Herminia sang a song about God, with so many verses that she had to read the lyrics she’d written down in her book:


This moment was very cute. Claudia explained that the woman in the white dress (I can’t remember her name) was going to sing this song, but her voice no longer works very well so Dimitrio was going to sing it for her. She was watching him intently the whole time, and by the end she had tears in her eyes. I guess the song had special significance for her:


Bella multi-tasked, enthusiastically shaking the tambourine and singing at the same time:


After the performances were over, it was time for more dancing. The audience had to stand up first and invite the old people to dance:


I definitely picked the best dancer! It was hard to keep up with him:


The Floating Doctors were all there, and they’d brought food, mainly things that are easy to chew because some of the residents don’t have that many teeth, like pasta salad and potato salad, and the all important cake:


These two “handsome residents” as Claudia said on the mic, were chosen to cut the cake.

Everyone was happy and full (I get the impression this food was a lot nicer than what they’re normally given), and then 24 cans of beer appeared out of nowhere, and not one resident turned down the offer of a can, and they definitely drank it more quickly than I would have done.

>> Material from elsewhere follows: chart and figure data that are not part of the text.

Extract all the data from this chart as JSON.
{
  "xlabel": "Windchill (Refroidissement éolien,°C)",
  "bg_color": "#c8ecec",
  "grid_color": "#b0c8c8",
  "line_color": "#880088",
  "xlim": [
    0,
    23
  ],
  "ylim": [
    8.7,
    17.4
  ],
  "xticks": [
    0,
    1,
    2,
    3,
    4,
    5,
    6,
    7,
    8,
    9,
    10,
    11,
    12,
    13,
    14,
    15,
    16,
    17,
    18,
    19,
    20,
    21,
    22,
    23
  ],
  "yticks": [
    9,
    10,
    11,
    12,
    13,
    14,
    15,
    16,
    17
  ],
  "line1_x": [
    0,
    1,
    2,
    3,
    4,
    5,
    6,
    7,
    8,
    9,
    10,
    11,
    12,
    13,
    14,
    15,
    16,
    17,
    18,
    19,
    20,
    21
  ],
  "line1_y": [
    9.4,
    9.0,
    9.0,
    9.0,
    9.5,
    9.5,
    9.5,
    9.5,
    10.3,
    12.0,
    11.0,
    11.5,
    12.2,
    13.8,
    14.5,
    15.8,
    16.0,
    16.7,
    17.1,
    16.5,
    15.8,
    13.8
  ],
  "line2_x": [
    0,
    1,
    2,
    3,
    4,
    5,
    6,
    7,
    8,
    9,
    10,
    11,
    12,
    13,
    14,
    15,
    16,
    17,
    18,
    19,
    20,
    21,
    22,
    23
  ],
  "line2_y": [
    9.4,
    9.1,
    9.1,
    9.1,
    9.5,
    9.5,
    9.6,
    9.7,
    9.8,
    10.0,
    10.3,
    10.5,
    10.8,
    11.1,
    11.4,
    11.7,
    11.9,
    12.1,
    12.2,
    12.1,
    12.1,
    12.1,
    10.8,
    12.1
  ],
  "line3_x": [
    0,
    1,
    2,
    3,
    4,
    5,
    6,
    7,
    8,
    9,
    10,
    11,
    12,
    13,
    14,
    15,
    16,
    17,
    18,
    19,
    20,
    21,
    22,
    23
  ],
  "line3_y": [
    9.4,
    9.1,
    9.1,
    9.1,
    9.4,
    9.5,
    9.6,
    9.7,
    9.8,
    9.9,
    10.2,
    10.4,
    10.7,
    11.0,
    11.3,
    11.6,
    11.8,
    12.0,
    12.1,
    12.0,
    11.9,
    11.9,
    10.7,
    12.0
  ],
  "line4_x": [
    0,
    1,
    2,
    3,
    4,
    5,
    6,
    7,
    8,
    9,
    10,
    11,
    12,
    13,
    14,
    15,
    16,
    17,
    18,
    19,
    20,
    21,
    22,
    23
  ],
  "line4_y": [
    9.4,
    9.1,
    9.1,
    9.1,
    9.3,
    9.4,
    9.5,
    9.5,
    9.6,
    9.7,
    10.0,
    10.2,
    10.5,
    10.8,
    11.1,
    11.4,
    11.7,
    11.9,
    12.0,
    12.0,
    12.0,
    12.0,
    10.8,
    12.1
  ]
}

The sun was about to go down so some residents went to the dorms and some stayed outside for a bit talking to the visitors. I had an interesting conversation with a man I’d seen giving out the pills when I was in the home for the first time. I noticed that he was wearing weird clothes, kind of like a floor-length dark red skirt with a rope for a belt, and a loose white shirt and a long necklace. I kept wondering what religion it was for but had no idea.

When I asked him what he does in Bocas he told me that he’s a monk (which explains the clothes) and he’s been here for about 6 months helping out every day in the granny home because part of being a monk is doing “service”, so he’s volunteered in a lot of different countries doing similar things. He took me to the girls’ dorm to introduce me to Naomi who’s 103 years old!!! Definitely the oldest person I’ve met in my life. She called him “Chewy” and when I asked why, he explained that she loves sweets so he’s started bringing them to the home for her, and so she calls him Chewy (because sweets are chewy). When he said he was going to bring her a chocolate chewy later she let out the cutest little giggle.

I’m leaving Bocas soon but I’ll try and go back to the Asilo a few more times before I leave because it was easy to see how pleased they were to have visitors. If you come to Bocas you should definitely go there one afternoon. It’s on the road behind the hospital.